The coastal city of Izmir is Turkey at its most modern and westernized. Its inhabitants flock not to mosques and madrasas but to shopping malls, bars, and cafes. Thudding hip hop drowns out the call to prayer. The beards on the young men are hipster, not hajji. Known by other Turks as Infidel Izmir, Turkey’s third largest city is one of few to have resisted the governing AK Party’s Islamist surge.

The AK Party’s leader, Tayyip Erdoğan, looks to the country’s imperial past for inspiration. He has introduced the language of the Ottoman Empire as a subject for study in schools, and the minarets of a gigantic new Ottoman-style mosque will soon pierce the Istanbul skyline. Many regard Erdoğan’s nostalgia as his latest attempt to dislodge Mustafa Kemal Atatürk, who transformed Turkey from Ottoman caliphate into secular republic, from the nation’s affections. Pro-Atatürk Izmir is unimpressed: in 2009, a 40-meter-high bust of the father of modern Turkey was sculpted on a hillside in a southern suburb.
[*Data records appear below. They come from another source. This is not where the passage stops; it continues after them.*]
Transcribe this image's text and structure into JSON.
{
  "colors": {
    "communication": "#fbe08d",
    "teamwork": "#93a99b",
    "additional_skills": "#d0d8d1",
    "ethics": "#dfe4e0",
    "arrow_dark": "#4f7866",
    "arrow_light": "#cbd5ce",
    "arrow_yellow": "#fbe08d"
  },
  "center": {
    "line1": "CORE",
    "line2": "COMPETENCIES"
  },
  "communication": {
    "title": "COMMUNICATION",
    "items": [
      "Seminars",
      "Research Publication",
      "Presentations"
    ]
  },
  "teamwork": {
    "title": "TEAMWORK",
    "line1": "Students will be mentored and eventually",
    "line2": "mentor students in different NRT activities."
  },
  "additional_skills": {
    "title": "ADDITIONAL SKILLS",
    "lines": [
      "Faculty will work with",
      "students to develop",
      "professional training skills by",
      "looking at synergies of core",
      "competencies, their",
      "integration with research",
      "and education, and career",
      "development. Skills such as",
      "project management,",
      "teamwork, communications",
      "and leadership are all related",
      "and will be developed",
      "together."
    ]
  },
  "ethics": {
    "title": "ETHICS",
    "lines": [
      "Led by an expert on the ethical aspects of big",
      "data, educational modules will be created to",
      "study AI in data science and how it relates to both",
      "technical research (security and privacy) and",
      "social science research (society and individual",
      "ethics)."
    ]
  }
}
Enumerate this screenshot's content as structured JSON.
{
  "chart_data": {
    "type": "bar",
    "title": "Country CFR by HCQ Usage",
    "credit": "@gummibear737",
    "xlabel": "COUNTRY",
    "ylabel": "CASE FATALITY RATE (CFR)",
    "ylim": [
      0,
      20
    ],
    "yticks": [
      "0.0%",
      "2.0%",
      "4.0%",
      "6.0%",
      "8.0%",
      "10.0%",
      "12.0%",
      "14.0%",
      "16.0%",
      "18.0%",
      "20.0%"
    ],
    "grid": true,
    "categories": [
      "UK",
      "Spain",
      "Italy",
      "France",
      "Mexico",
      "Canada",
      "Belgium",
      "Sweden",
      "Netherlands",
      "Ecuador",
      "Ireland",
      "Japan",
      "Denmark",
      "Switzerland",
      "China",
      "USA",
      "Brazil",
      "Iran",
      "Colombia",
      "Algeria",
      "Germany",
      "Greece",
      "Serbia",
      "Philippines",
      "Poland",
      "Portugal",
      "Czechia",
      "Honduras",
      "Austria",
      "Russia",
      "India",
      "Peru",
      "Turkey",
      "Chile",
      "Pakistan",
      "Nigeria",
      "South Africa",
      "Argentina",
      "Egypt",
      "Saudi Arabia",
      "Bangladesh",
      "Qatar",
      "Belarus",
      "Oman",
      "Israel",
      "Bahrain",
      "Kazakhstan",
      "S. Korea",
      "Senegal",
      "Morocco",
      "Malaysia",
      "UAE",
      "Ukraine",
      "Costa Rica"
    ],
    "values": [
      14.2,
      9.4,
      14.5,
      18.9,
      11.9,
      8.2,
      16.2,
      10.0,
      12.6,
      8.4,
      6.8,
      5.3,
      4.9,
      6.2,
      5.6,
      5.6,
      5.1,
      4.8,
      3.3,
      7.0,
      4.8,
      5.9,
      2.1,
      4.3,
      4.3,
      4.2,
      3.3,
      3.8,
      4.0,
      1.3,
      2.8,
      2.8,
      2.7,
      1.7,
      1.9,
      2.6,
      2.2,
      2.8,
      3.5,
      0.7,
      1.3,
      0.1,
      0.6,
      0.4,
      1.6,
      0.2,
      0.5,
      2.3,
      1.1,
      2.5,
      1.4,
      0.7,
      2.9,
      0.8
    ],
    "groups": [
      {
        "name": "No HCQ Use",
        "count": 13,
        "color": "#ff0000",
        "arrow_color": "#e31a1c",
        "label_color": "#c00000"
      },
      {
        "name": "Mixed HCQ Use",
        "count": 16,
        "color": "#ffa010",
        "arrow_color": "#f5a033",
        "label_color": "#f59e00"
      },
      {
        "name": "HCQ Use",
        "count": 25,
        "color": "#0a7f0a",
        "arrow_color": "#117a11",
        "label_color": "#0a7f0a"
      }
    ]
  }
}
Breakfast, however, is one Izmir custom of which Mr Erdoğan might approve. Börek, a light, layered pastry filled with cottage cheese, minced meat or spinach, is a throwback to the Ottoman era. The taste for the pie spread through the empire from Anatolia, becoming particularly popular in the Balkans. Breakfasting on it is an Izmir passion. Börek shops dot the city, and Izmirlis queue every morning for a few chopped up squares of the flaky pastry to eat in or take home. Wandering through the Nergiz district on a Sunday morning, I chose a cafe run by descendants of Bosnian migrants for my breakfast (I could have chosen a Macedonian joint down the road instead, but was swayed by the sight of housewives in pajamas queuing outside Bosna Börekçisi).

I ordered a portion of kol boreği, ‘arm börek’, and a glass of tea (the tea itself came from the Black Sea town of Rize). In the back of the cafe, I could see the pastry chef in action, spreading dough with his fingertips on a metal table and thinning it by stretching it and then flinging it out in front of him like a bed sheet (the best pastry, it is said, is so thin you can recognize faces when looking through it).

Once sufficiently transparent, the dough is covered with filling, rolled into a long spiral and baked at a low temperature. The cottage cheese version I order is crispy on top, the gently flavored layers below soft and moist. For Bosnian mothers, börek-making skills were traditionally an important criterion for choosing their sons’ wives. My breakfast was made under less nerve-wracking circumstances, but it would, I think, have withstood the sternest mother-in-law’s scrutiny.